Sunday, March 22, 2015

Genealogy Story – Charles Rogers

Charles Rogers was my father’s step-father.  He was born on November 1, 1865, just a few months after the end of the US Civil War.  His parents, Orin and Sarah J [Hubbard] Rogers had married at the beginning of that year.  They would eventually have one more son, James Rogers, who was born in 1871.  Although Charles was born in Hartford, CT, he spent most of his life living in Danbury.  His father was a jeweler by trade, and Charles pursued the same profession.

In 1890, at the age of 25, he married a lady by the name of Mary Keefe.  Although she was from New York and he was from Connecticut, they married in New Hampshire.  It was only whispered about in later years, but she later committed suicide by putting her head in a gas oven which was not lit.  So shortly after the turn of the century, Charles found himself widowed.

He returned to his parent’s home in Danbury which is where his brother James still lived as well.  His father had also passed away about that time, so in 1910 the home consisted of his widowed mother, he, also widowed, and his 36-year old brother who was still single.  Things remained that way for the next several years.

In the mid-1920’s Sarah died, and James, then over 50 years of age, finally married.  Charles remained in the home, living with his brother and his new wife.  Then in 1930, Charles finally remarried – to a woman 30 years younger than he was (he was nearly 65 and she was only 35).  His new wife, Vera [Levvy] Russell, was my grandmother, and she had the care of her two children from her first marriage.  They lived in Danbury, which had been his home for nearly all of his life, then the following summer moved to New Milford, the next town of any size up Route 7 from Danbury.
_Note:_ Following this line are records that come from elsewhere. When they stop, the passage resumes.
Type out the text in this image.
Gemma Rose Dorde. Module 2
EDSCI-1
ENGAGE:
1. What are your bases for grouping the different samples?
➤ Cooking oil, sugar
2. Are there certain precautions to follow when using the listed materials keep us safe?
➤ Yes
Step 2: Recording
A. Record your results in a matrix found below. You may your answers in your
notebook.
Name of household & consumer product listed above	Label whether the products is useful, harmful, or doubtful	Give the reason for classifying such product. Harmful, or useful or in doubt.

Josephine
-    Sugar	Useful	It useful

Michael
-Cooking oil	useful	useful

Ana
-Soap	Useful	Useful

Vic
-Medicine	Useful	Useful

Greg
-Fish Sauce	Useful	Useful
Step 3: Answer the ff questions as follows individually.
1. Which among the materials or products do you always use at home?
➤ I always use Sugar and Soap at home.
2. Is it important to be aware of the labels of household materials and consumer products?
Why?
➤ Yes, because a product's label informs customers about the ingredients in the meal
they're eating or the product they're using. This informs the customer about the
It must have been pretty interesting for a man in his late 60’s having children for the first time.  My father was nine when his mother re-married and my aunt was just four years older.  The family stayed together for the next 4+ years, then my father and his sister moved to Waterbury to live with their paternal grandfather and his second wife.  My aunt had graduated from high school and may have been going there to work – my father went along and began attending the technical high school in Waterbury.

Charles and Vera remained in New Milford – he then in his early 70’s and she in her early 40’s.  They were still living there in 1948 when I was born.  Sometime in the early 1950’s, being in his late 80’s, Charles moved into an assisted living home in Woodbury.  He had a small room to himself on one of the upper floors.  My grandmother, Vera, who was beginning to have mental problems, went into a separate nursing home elsewhere around the same time. 

We used to visit him occasionally, generally on a Sunday afternoon.  My father and I would always go up first, to let him know that we were there.  He was generally wearing a vest, but would put on his dress jacket when we arrived.  Only then would my mother be allowed into his room – he did not consider himself to be “dressed” unless he had his dress jacket on.

One of the things I learned from him on these occasional visits was how to play cribbage.  He often had the cribbage board and a deck of cards out in his room. 

Charles passed away in May of 1959, at the ripe old age of 93.  He was lucid until the very end.  My grandmother, passed away only four years later.  I always considered myself so fortunate to have a grandfather who was born back in the 1860’s and who had experienced all the changes in this country throughout the latter part of the 1800’s.